心慌了一瞬,她立刻抬头冲外面喊:“有人吗,帮我开一下门。”
可话音落下,下一刻一盆冷水便肆无忌惮地从她头上冲下来。
入秋的天气已经泛凉,一桶凉水让林蔓浑身都开始发颤。
下一瞬,卫生间的门被打开,光鲜亮丽的周子澜站在门外瞧着她,表情嘲讽。
一如多年以前,周子澜淡淡警告自己:“林蔓,我劝你认清楚自己的身份,离阿渊远一点。”

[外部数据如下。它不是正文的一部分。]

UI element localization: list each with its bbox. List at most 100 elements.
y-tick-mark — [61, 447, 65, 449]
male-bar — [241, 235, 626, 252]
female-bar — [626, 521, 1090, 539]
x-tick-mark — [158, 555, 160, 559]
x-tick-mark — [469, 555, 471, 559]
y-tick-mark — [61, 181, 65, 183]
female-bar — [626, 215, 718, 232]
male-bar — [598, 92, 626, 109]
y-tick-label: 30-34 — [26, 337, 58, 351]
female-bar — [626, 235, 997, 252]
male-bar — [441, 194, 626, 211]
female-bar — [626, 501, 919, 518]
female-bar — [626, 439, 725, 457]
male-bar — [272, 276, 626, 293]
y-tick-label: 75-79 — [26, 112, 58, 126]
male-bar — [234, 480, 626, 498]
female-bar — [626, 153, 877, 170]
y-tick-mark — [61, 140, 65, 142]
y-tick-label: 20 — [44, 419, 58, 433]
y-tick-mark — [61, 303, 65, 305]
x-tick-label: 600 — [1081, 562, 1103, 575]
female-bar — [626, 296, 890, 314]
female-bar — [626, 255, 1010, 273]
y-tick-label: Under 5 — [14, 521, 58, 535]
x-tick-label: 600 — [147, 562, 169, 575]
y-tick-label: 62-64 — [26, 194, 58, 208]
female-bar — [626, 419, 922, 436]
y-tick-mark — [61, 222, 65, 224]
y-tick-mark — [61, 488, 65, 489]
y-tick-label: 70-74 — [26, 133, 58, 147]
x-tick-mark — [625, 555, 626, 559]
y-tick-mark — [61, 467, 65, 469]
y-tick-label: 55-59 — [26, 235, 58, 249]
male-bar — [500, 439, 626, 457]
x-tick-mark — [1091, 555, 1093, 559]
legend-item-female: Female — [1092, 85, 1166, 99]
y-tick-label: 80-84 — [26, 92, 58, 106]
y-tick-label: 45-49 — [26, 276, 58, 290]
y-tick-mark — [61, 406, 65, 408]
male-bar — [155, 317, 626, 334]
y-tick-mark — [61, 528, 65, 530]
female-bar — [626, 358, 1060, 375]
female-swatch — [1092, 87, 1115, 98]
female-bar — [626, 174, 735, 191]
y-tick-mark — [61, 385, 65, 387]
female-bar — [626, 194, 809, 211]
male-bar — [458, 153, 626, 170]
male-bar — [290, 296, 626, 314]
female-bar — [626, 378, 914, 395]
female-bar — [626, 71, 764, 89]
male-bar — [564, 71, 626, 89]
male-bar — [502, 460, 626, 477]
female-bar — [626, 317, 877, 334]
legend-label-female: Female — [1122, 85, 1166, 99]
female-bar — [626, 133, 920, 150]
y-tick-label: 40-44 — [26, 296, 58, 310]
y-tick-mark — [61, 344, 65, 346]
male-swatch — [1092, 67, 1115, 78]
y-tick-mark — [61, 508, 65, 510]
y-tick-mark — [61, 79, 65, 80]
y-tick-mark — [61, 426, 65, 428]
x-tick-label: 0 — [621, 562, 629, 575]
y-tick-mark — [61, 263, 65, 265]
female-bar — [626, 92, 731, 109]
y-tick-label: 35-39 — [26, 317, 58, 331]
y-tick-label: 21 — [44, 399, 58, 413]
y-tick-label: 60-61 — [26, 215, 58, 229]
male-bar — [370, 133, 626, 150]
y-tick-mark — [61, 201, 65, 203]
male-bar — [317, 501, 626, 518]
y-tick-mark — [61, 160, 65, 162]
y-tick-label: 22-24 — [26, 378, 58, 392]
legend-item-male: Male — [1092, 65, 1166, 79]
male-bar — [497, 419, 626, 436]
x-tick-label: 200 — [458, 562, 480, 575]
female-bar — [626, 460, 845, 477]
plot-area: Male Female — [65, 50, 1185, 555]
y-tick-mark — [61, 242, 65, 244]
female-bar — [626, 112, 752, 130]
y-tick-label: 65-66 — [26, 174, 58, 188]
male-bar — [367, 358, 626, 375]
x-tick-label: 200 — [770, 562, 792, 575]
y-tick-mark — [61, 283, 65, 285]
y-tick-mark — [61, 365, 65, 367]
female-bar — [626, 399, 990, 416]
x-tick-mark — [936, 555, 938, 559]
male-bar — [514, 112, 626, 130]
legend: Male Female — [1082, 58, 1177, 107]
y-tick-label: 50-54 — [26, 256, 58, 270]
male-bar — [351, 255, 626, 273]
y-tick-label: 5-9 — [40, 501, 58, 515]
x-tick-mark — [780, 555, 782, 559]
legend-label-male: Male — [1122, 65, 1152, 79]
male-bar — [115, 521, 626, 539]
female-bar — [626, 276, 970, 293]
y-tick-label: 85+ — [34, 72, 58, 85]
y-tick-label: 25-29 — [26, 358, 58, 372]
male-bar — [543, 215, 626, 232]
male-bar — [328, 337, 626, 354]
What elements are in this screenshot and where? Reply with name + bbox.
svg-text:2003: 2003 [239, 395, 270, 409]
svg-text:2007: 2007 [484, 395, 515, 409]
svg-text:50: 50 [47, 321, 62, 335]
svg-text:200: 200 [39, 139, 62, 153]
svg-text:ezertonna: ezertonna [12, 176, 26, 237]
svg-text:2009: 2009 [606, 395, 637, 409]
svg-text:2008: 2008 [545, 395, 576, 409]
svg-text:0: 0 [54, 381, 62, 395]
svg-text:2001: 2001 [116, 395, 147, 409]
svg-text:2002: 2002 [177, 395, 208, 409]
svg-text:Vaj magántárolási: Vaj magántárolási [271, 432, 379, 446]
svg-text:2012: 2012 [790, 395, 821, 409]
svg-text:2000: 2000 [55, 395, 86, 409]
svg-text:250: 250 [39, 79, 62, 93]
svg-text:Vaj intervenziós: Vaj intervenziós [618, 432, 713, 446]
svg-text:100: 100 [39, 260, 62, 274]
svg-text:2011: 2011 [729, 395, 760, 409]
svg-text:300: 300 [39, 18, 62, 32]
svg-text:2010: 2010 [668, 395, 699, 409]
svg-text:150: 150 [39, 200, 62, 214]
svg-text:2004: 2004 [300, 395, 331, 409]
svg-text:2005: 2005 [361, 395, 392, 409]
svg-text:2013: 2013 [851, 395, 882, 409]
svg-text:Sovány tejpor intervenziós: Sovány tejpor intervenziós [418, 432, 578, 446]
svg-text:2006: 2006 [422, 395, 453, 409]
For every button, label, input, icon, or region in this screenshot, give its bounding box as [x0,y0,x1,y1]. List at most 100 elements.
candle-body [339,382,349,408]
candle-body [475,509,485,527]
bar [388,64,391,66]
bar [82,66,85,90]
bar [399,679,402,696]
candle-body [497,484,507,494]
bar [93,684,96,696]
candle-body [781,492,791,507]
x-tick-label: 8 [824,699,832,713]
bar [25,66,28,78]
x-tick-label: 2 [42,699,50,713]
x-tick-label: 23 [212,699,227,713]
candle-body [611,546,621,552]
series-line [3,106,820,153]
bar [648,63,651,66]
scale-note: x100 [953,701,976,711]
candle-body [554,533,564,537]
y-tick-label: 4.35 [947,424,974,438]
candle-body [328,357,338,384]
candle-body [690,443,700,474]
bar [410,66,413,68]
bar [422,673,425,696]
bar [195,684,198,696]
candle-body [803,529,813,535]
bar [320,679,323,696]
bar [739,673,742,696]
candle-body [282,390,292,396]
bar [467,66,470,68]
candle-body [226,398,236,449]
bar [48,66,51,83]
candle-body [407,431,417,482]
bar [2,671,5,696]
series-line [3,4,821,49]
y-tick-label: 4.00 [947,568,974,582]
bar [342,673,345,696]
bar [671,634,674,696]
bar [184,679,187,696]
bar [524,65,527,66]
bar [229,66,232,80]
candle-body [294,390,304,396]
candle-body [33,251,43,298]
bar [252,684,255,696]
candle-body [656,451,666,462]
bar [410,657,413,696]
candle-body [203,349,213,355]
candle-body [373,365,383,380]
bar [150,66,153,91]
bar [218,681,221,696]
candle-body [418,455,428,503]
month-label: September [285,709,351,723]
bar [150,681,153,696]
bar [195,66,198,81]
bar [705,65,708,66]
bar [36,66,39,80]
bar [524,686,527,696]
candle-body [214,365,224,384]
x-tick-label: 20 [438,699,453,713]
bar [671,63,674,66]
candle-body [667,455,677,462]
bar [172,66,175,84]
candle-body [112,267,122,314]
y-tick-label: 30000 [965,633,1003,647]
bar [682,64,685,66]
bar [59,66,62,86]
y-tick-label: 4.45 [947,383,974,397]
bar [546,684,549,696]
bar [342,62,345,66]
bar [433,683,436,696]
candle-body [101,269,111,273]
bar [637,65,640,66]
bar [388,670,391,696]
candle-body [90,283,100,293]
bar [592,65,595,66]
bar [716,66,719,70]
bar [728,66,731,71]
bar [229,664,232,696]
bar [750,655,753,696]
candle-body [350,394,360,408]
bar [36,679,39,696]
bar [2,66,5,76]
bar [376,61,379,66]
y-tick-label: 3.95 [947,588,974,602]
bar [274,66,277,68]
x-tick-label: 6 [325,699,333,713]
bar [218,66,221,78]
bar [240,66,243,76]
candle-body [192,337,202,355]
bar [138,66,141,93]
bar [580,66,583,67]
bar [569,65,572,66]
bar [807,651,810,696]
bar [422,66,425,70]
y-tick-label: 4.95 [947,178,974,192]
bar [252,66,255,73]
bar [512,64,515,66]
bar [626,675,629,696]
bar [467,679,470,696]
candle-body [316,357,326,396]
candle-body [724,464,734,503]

林蔓的家世在当时的学校一点也不出彩,父亲只是一个小公司的老板。
偏她成绩好,是靠着自己努力才跟周子澜这些富家子弟上的同一所学校。
但身份在周子澜眼里似乎是原罪,她几乎用尽恶毒的语气对她说:“要是再有下次,我不会让你这样好过。”
那一次,仅仅是因为她帮莫北渊捡了一下掉在地上的笔而已。
如今多年过去,林蔓没了少年时的慌乱。
她淡淡一笑,踩着高跟鞋抬步走上前:“周子澜。”
“干嘛?”周子澜看着满身是水还狼狈不堪的林蔓冲自己笑,没忍住蹙眉。
结果下一刻,林蔓忽然抬手抓住她的头发就把她往卫生间的洗手台上摁。
她打开水龙头,冰凉的**疯狂朝周子澜头上喷涌。
林蔓觉得很畅快。
周子澜这样的千金大小姐在她面前甚至连还手之力也没有。
原来年少时的恐惧这样轻而易举就能反击。
“林蔓,你疯了吗,我要弄死你!”周子澜近乎疯狂的声音响彻在整个空间里。
刚才因为害怕有人救林蔓,也害怕自己做的事儿被人发现,所以她关上门。
现在却便宜了林蔓,压根就没人能救她。
“爽吗?嗯?”林蔓死死将周子澜的头摁在水里,冷笑:“不是觉得好玩儿吗?”
“现在还好玩儿吗?”
周子澜刚开始还骂,后来连声音都发不出。
林蔓总算放开她,周子澜顺着洗手台瘫坐在地,等缓过神看向林蔓时,眼底都是杀意。
“林蔓,你找死。”
“是。”林蔓点头,反而凑近她:“周子澜,泥人也有三分土性子,现在你还搞霸凌那一套,有点过时了。”
周子澜咬牙切齿:“我有的是办法弄死你。”
林蔓冷笑:“你当年做的那些事儿知道的人不少,不知道周司长有没有什么政敌?”